While his role as a visiting professor is largely an "honorary title," Professor Stewart Motha, Dean of the School of Law at Birkbeck, told Newsweek, the school wanted to send a clear "message to Australia" to end its "inhumane treatment" of refugees, while also honoring Boochani's efforts to draw attention to the issue.

"The first message is to Australia—that they should end this inhumane treatment of refugees, so we want to draw to attention to the ongoing humiliation and torture that is faced by these detainees, many of whom are suffering from very severe depression [and] high levels of attempted suicide and self-harm," Motha said. "Secondly, we want to deeply salute the unique contribution that Behrouz Boochani has made to this worldwide issue."

Meanwhile, in a statement published online, UNSW Arts & Social Sciences Interim Dean, Associate Professor David Blaazer said he believes Boochani's appointment at the Australian university will help to "deepen our understanding of the diversity of human experience and challenge traditional ways of thinking about the world."

While Boochani said "it is a great achievement" to have been offered esteemed positions at both schools, the successes the journalist has seen while detained do not erase the pain of having "lost six years of my life."

In Australia, the mandatory detention of asylum seekers and the use of offshore facilities to detain them have been enforced as part of a bid to deter asylum seekers from trying to reach the country by boat.

However, Motha said Australia has failed to "fulfill its international obligations" by using "detainees as weapons to deter other people from arriving to Australia by boat to seek asylum."

Meanwhile, the offshore detention centers the country relies on have frequently been described as "Australia's asylum gulag,"—a term used by journalist Julia Baird in a 2016 piece for The Times, while Human Rights Watch has condemned their use as "draconian."

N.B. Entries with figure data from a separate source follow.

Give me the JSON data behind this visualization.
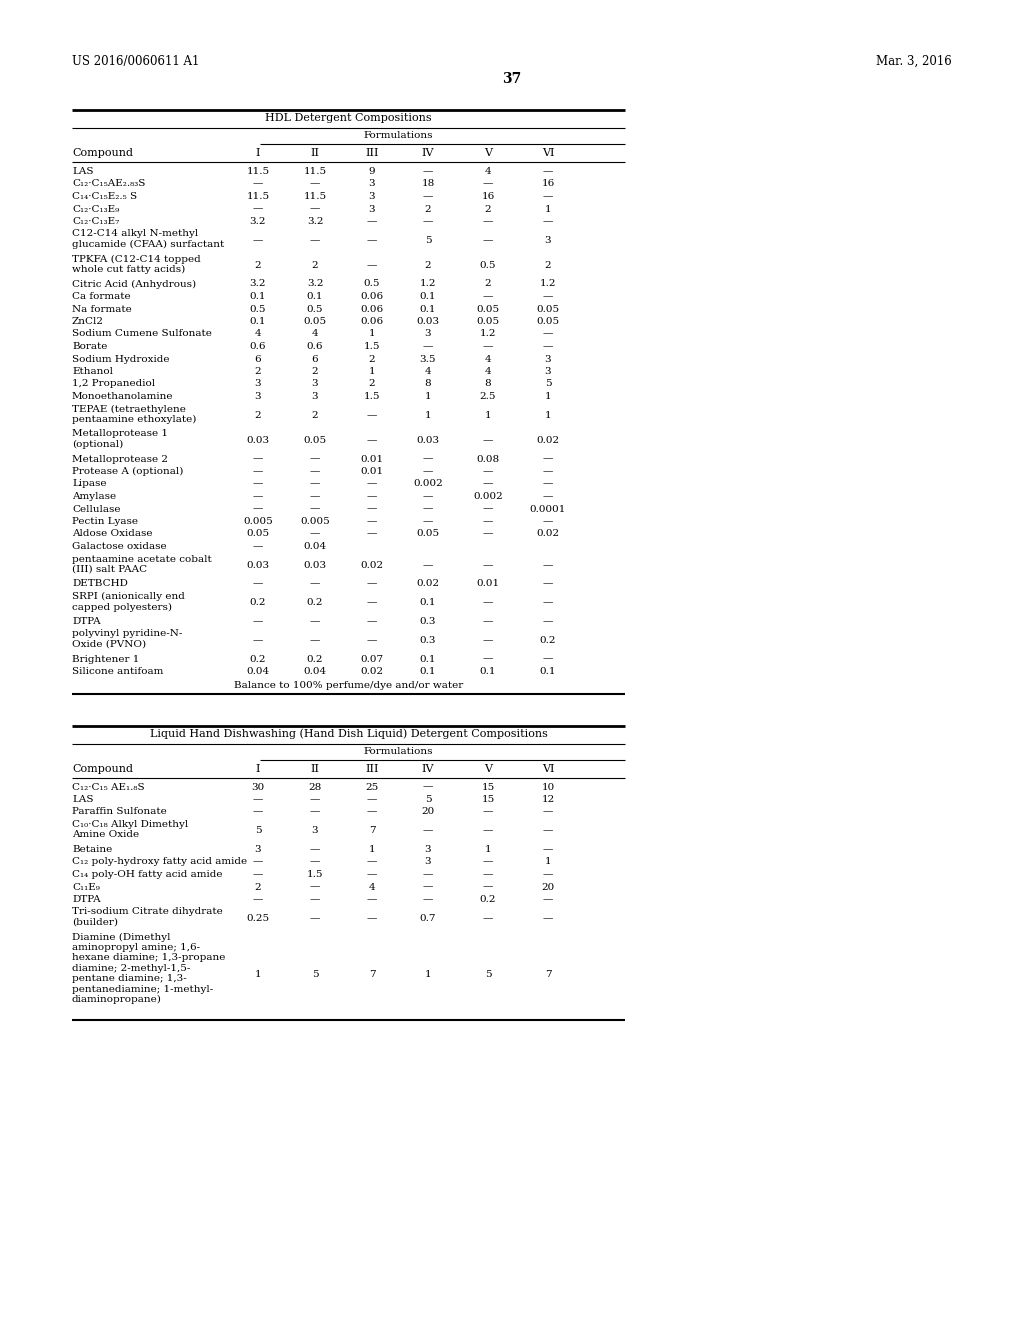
{
  "page_header_left": "US 2016/0060611 A1",
  "page_header_right": "Mar. 3, 2016",
  "page_number": "37",
  "background_color": "#ffffff",
  "table1_title": "HDL Detergent Compositions",
  "table1_subtitle": "Formulations",
  "table1_col_headers": [
    "Compound",
    "I",
    "II",
    "III",
    "IV",
    "V",
    "VI"
  ],
  "table1_rows": [
    [
      "LAS",
      "11.5",
      "11.5",
      "9",
      "—",
      "4",
      "—"
    ],
    [
      "C₁₂·C₁₅AE₂.₈₃S",
      "—",
      "—",
      "3",
      "18",
      "—",
      "16"
    ],
    [
      "C₁₄·C₁₅E₂.₅ S",
      "11.5",
      "11.5",
      "3",
      "—",
      "16",
      "—"
    ],
    [
      "C₁₂·C₁₃E₉",
      "—",
      "—",
      "3",
      "2",
      "2",
      "1"
    ],
    [
      "C₁₂·C₁₃E₇",
      "3.2",
      "3.2",
      "—",
      "—",
      "—",
      "—"
    ],
    [
      "C12-C14 alkyl N-methyl\nglucamide (CFAA) surfactant",
      "—",
      "—",
      "—",
      "5",
      "—",
      "3"
    ],
    [
      "TPKFA (C12-C14 topped\nwhole cut fatty acids)",
      "2",
      "2",
      "—",
      "2",
      "0.5",
      "2"
    ],
    [
      "Citric Acid (Anhydrous)",
      "3.2",
      "3.2",
      "0.5",
      "1.2",
      "2",
      "1.2"
    ],
    [
      "Ca formate",
      "0.1",
      "0.1",
      "0.06",
      "0.1",
      "—",
      "—"
    ],
    [
      "Na formate",
      "0.5",
      "0.5",
      "0.06",
      "0.1",
      "0.05",
      "0.05"
    ],
    [
      "ZnCl2",
      "0.1",
      "0.05",
      "0.06",
      "0.03",
      "0.05",
      "0.05"
    ],
    [
      "Sodium Cumene Sulfonate",
      "4",
      "4",
      "1",
      "3",
      "1.2",
      "—"
    ],
    [
      "Borate",
      "0.6",
      "0.6",
      "1.5",
      "—",
      "—",
      "—"
    ],
    [
      "Sodium Hydroxide",
      "6",
      "6",
      "2",
      "3.5",
      "4",
      "3"
    ],
    [
      "Ethanol",
      "2",
      "2",
      "1",
      "4",
      "4",
      "3"
    ],
    [
      "1,2 Propanediol",
      "3",
      "3",
      "2",
      "8",
      "8",
      "5"
    ],
    [
      "Monoethanolamine",
      "3",
      "3",
      "1.5",
      "1",
      "2.5",
      "1"
    ],
    [
      "TEPAE (tetraethylene\npentaamine ethoxylate)",
      "2",
      "2",
      "—",
      "1",
      "1",
      "1"
    ],
    [
      "Metalloprotease 1\n(optional)",
      "0.03",
      "0.05",
      "—",
      "0.03",
      "—",
      "0.02"
    ],
    [
      "Metalloprotease 2",
      "—",
      "—",
      "0.01",
      "—",
      "0.08",
      "—"
    ],
    [
      "Protease A (optional)",
      "—",
      "—",
      "0.01",
      "—",
      "—",
      "—"
    ],
    [
      "Lipase",
      "—",
      "—",
      "—",
      "0.002",
      "—",
      "—"
    ],
    [
      "Amylase",
      "—",
      "—",
      "—",
      "—",
      "0.002",
      "—"
    ],
    [
      "Cellulase",
      "—",
      "—",
      "—",
      "—",
      "—",
      "0.0001"
    ],
    [
      "Pectin Lyase",
      "0.005",
      "0.005",
      "—",
      "—",
      "—",
      "—"
    ],
    [
      "Aldose Oxidase",
      "0.05",
      "—",
      "—",
      "0.05",
      "—",
      "0.02"
    ],
    [
      "Galactose oxidase",
      "—",
      "0.04",
      "",
      "",
      "",
      ""
    ],
    [
      "pentaamine acetate cobalt\n(III) salt PAAC",
      "0.03",
      "0.03",
      "0.02",
      "—",
      "—",
      "—"
    ],
    [
      "DETBCHD",
      "—",
      "—",
      "—",
      "0.02",
      "0.01",
      "—"
    ],
    [
      "SRPI (anionically end\ncapped polyesters)",
      "0.2",
      "0.2",
      "—",
      "0.1",
      "—",
      "—"
    ],
    [
      "DTPA",
      "—",
      "—",
      "—",
      "0.3",
      "—",
      "—"
    ],
    [
      "polyvinyl pyridine-N-\nOxide (PVNO)",
      "—",
      "—",
      "—",
      "0.3",
      "—",
      "0.2"
    ],
    [
      "Brightener 1",
      "0.2",
      "0.2",
      "0.07",
      "0.1",
      "—",
      "—"
    ],
    [
      "Silicone antifoam",
      "0.04",
      "0.04",
      "0.02",
      "0.1",
      "0.1",
      "0.1"
    ]
  ],
  "table1_footer": "Balance to 100% perfume/dye and/or water",
  "table2_title": "Liquid Hand Dishwashing (Hand Dish Liquid) Detergent Compositions",
  "table2_subtitle": "Formulations",
  "table2_col_headers": [
    "Compound",
    "I",
    "II",
    "III",
    "IV",
    "V",
    "VI"
  ],
  "table2_rows": [
    [
      "C₁₂·C₁₅ AE₁.₈S",
      "30",
      "28",
      "25",
      "—",
      "15",
      "10"
    ],
    [
      "LAS",
      "—",
      "—",
      "—",
      "5",
      "15",
      "12"
    ],
    [
      "Paraffin Sulfonate",
      "—",
      "—",
      "—",
      "20",
      "—",
      "—"
    ],
    [
      "C₁₀·C₁₈ Alkyl Dimethyl\nAmine Oxide",
      "5",
      "3",
      "7",
      "—",
      "—",
      "—"
    ],
    [
      "Betaine",
      "3",
      "—",
      "1",
      "3",
      "1",
      "—"
    ],
    [
      "C₁₂ poly-hydroxy fatty acid amide",
      "—",
      "—",
      "—",
      "3",
      "—",
      "1"
    ],
    [
      "C₁₄ poly-OH fatty acid amide",
      "—",
      "1.5",
      "—",
      "—",
      "—",
      "—"
    ],
    [
      "C₁₁E₉",
      "2",
      "—",
      "4",
      "—",
      "—",
      "20"
    ],
    [
      "DTPA",
      "—",
      "—",
      "—",
      "—",
      "0.2",
      "—"
    ],
    [
      "Tri-sodium Citrate dihydrate\n(builder)",
      "0.25",
      "—",
      "—",
      "0.7",
      "—",
      "—"
    ],
    [
      "Diamine (Dimethyl\naminopropyl amine; 1,6-\nhexane diamine; 1,3-propane\ndiamine; 2-methyl-1,5-\npentane diamine; 1,3-\npentanediamine; 1-methyl-\ndiaminopropane)",
      "1",
      "5",
      "7",
      "1",
      "5",
      "7"
    ]
  ]
}
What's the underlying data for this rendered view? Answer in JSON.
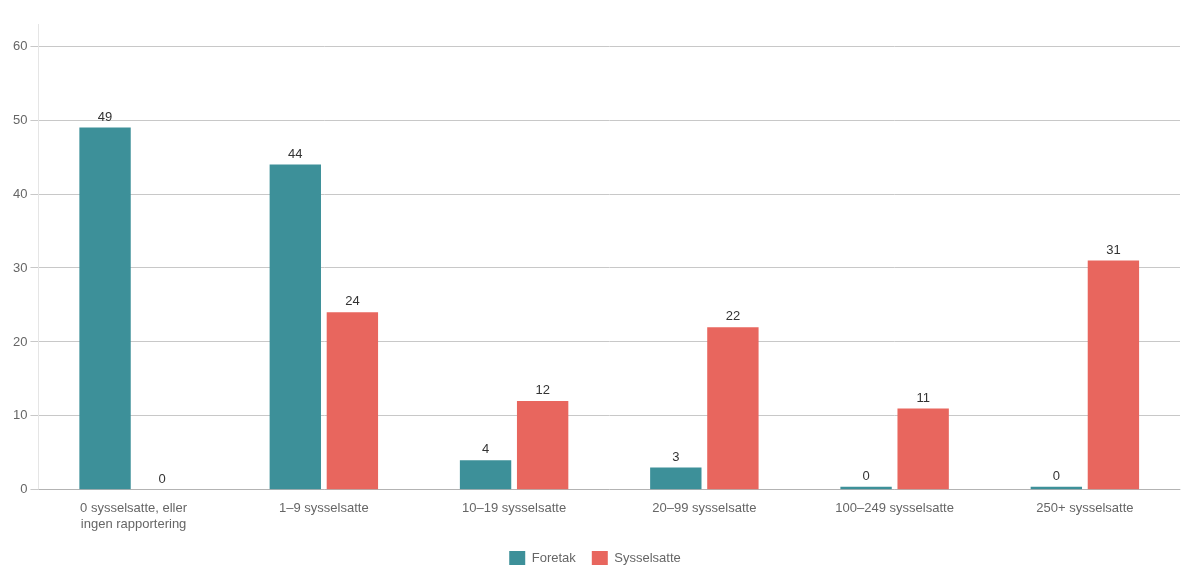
{
  "chart_data": {
    "type": "bar",
    "categories": [
      "0 sysselsatte, eller\ningen rapportering",
      "1–9 sysselsatte",
      "10–19 sysselsatte",
      "20–99 sysselsatte",
      "100–249 sysselsatte",
      "250+ sysselsatte"
    ],
    "series": [
      {
        "name": "Foretak",
        "color": "#3d9099",
        "values": [
          49,
          44,
          4,
          3,
          0.4,
          0.4
        ],
        "value_labels": [
          "49",
          "44",
          "4",
          "3",
          "0",
          "0"
        ]
      },
      {
        "name": "Sysselsatte",
        "color": "#e8665e",
        "values": [
          0,
          24,
          12,
          22,
          11,
          31
        ]
      }
    ],
    "ylim": [
      0,
      63
    ],
    "yticks": [
      0,
      10,
      20,
      30,
      40,
      50,
      60
    ],
    "grid": true,
    "legend": "bottom",
    "data_labels": true
  }
}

In recent years, Papua New Guinea's government has pushed to end offshore processing on Manus, with its transfer of nearly all of the detainees held at the island's detention center transferred to Port Moresby.

While the country's government has celebrated the move as a "positive and significant step" in bringing an end to regional processing, some advocacy groups, such as the Refugee Action Coalition have dismissed the development as simply "shifting the detention deckchairs."

"The refugees are not free," the RAC said in a social media post earlier this month. "They are not safe."

Boochani said he believes there is still a long way to go before Australia's detention system receives the true upheaval it needs.

As it stands, he says: "They don't recognize our human rights...They are making us political pawns and they are using us."

"It is the very saddest story," he said. "It's a very sad story... but, what can we do?"

This article has been updated with more information on Australia's offshore detention system.